Much of New Orleans, Louisiana, lies below sea level. When there's a heavy rain, there's noplace for the water to go but up. The conventional approach to water management has been to pump the rainwater into nearby Lake Pontchartrain. But not everyone thinks that's the best way, reports the New Orleans Times-Picayune (" Water in New Orleans: pushing a new approach to old problem," by Richard Rainey).

Reports the paper: "A host of dignitaries, architects and public officials gathered Friday at the Port of New Orleans to unveil the Greater New Orleans Urban Water Plan, an effort to change the hearts and minds of a region that often sees water more as a threat than an asset."

"The scientific thinking behind the plan is simple: Increase the city's groundwater by retaining water in ponds and canals, and subsidence -- a phenomenon that occurs when soft land dries, shrinks, and sinks -- will slow down," the paper reports. "Retaining the water would also have the ancillary benefits of creating more waterfront property within the city limits and reducing the amount of water that would have to be pumped out during a rain event. Along with the Mirabeau site, the plan's first stage targets six other areas in Orleans, Jefferson, and St. Bernard parishes as 'demonstration projects' to illustrate different approaches to water management. They include sites along the Canal Street Canal in Old Metairie, streets in Lakeview, the Lafitte Greenway project, gardens in Elmwood, a 'water walk' near Lake Forest Boulevard in eastern New Orleans, and a wetland near the Forty Arpent Canal."

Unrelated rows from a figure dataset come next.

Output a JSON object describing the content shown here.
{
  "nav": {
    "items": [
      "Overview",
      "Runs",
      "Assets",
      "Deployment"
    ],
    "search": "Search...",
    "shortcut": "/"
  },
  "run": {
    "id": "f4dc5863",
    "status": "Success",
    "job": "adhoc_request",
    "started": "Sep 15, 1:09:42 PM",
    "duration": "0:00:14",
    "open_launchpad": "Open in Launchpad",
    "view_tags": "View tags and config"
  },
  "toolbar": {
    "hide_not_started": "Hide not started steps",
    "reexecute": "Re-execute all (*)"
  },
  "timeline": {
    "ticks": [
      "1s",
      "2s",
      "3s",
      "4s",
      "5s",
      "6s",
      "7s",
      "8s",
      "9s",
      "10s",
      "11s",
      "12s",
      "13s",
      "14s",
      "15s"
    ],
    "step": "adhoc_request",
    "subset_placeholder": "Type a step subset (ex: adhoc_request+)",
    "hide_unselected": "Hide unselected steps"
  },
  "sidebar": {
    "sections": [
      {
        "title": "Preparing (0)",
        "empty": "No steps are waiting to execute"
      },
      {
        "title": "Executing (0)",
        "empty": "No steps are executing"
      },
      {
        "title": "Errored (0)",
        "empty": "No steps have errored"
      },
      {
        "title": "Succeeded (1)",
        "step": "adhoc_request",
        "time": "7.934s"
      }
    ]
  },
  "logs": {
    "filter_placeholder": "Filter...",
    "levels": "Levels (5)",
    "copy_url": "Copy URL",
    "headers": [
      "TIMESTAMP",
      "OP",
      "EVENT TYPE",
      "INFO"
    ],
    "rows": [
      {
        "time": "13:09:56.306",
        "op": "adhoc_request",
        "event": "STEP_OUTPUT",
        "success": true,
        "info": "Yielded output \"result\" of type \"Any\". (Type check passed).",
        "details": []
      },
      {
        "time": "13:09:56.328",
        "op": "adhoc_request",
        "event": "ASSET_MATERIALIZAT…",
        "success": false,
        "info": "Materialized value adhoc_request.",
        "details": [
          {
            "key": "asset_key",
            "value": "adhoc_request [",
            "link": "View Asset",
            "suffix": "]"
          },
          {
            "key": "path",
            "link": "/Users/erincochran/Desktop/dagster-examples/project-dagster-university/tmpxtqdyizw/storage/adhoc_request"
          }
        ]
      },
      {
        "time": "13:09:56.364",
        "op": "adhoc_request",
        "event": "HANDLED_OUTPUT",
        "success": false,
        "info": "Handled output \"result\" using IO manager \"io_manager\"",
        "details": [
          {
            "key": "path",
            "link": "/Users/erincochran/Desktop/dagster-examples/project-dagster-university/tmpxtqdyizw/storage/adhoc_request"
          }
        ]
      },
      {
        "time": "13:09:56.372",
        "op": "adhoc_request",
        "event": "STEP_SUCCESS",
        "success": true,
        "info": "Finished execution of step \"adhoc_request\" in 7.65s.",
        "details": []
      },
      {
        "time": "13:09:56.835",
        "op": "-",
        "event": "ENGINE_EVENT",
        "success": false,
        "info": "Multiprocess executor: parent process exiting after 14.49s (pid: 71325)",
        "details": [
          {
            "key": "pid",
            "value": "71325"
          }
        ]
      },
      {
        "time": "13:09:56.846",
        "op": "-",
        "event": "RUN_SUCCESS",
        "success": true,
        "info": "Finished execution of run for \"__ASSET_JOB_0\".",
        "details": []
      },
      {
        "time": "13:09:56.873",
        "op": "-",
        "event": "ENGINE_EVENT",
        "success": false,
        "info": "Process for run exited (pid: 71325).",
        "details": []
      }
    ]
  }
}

Local station WWLTV has this report: (" New Urban Water Plan promises better rain drainage control, beautification," by Bill Capo/Eyewitness News). "The plan would create places to temporarily hold rainwater to reduce flooding until drainage systems catch up, from turning vacant lots into parks in St. Bernard, to new ponds, water features, and redesigning drainage canals in Orleans and Jefferson," the station reports.